Mais si l’on pense que les cartes ne sont qu’un
exemple de cet ordre hors la loi et hors l’Ordre, s’établissant de lui-même et
sans coercition dans la société humaine, et qu’il existe beaucoup d’autres
exemples, au moins autant que d’États et de lois internationales, une question
naïve surgit dans l’étonnement : l’État et l’Ordre tels que nous les
connaissons aujourd’hui, sont-ils vraiment l’unique forme imaginable de la
coexistence des hommes ? J’étais encore enfant quand durant un an il y a eu
chez nous un état hors la loi – dans mon souvenir il ne s’est passé rien
d’extraordinaire. Les gens allaient et venaient, ils commerçaient, ils payaient
et travaillaient, ils ne s’assommaient pas dans la rue, ils ne s’égorgeaient
pas.
Mais alors ? L’État s’est créé et a obtenu
notre confiance et de nous son pouvoir dans l’hypothèse que sans lui les gens
se mangeraient et se dévoreraient. C’est dans cette hypothèse et cette
conviction que nous avons donc donné pouvoir à l’État d’essayer de faire régner
l’ordre parce que nous croyions en être incapable par nous-même. Et l’État,
ayant accepté cette mission, nous montre du doigt : vous voyez, vous ne
vous mangez ni ne vous dévorez les uns les autres depuis que je suis là, même s’il
est vrai que, pour obtenir ce résultat, j’ai dû fabriquer des canons et des
armes. Faites-moi confiance pour le reste.
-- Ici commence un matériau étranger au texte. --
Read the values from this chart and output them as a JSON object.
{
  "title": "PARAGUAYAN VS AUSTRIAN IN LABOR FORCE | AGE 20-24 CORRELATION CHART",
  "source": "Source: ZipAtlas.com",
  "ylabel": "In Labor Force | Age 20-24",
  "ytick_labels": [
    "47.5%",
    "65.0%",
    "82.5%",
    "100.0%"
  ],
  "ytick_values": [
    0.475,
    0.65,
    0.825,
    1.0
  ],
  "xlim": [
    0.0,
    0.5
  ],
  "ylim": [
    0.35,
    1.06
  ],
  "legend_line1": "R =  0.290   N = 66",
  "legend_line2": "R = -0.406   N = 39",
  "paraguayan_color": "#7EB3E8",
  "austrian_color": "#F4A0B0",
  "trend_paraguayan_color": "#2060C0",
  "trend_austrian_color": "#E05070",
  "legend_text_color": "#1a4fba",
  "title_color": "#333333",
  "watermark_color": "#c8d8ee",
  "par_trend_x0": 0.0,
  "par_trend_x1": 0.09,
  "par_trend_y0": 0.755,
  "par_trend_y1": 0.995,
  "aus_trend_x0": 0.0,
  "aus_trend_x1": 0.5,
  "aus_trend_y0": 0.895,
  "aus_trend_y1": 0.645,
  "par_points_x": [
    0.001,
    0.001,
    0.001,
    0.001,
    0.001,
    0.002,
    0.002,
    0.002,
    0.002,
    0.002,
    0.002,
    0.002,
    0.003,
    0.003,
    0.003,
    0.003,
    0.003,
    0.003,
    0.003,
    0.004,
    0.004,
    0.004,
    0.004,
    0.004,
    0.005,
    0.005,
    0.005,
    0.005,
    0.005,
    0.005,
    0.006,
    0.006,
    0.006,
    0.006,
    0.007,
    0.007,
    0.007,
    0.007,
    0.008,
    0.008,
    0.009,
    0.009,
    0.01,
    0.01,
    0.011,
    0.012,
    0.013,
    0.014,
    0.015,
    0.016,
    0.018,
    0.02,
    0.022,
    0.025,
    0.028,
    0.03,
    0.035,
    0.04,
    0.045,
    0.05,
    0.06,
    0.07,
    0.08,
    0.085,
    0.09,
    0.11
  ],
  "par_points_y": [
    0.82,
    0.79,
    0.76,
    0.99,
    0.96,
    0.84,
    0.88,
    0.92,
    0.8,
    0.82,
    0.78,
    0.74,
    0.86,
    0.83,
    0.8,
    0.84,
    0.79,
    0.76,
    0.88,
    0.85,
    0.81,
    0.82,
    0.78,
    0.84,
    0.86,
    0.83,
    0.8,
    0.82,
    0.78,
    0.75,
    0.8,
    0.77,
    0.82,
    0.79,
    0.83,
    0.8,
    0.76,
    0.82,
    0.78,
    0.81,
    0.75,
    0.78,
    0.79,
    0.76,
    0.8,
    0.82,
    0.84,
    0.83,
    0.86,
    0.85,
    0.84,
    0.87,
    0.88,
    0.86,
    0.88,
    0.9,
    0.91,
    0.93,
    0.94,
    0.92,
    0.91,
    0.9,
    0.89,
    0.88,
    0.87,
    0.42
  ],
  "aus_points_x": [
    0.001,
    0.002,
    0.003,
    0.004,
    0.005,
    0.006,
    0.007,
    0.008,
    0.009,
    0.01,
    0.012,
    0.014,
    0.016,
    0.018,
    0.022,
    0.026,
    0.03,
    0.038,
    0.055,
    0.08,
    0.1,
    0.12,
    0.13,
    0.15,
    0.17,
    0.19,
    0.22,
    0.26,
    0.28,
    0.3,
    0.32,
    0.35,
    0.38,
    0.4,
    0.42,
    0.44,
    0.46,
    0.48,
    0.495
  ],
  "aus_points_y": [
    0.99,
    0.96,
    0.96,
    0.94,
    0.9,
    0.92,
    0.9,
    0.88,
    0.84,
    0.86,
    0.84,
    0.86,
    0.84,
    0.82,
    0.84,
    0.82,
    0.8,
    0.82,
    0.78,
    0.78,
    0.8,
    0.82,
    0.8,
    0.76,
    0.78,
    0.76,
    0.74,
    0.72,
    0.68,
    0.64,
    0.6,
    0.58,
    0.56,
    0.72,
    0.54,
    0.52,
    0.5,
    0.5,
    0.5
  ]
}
Et nous lui avons fait confiance, et nous attendons
avec impatience quand l’Ordre va enfin régner. Et l’Ordre ne cesse de grandir,
la garantie de l’Ordre, la force de l’ordre, ne cesse de se renforcer… Les
guerres sont de plus en plus grandes et sanguinaires, de plus en plus de gens
s’entre-tuent et se dévorent, mais tant pis, l’essentiel est que l’Ordre règne
et que nous ne tuions pas, ne nous mangions et ne nous dévorions pas… Comment
ça marche, est-ce que ça tourne rond ? Il y a là une confusion entre cause
et effet.
Mais les trois minutes que nous voulions consacrer à
ce sujet sont écoulées, arrêtons l’analyse pour le moment. La prochaine fois
nous pourrons méditer pour savoir si sans État et sans Ordre plus ou moins de
gens se tueraient. Et pour savoir si la force grégaire ne suffirait à tenir
aussi bien ensemble ce troupeau humain.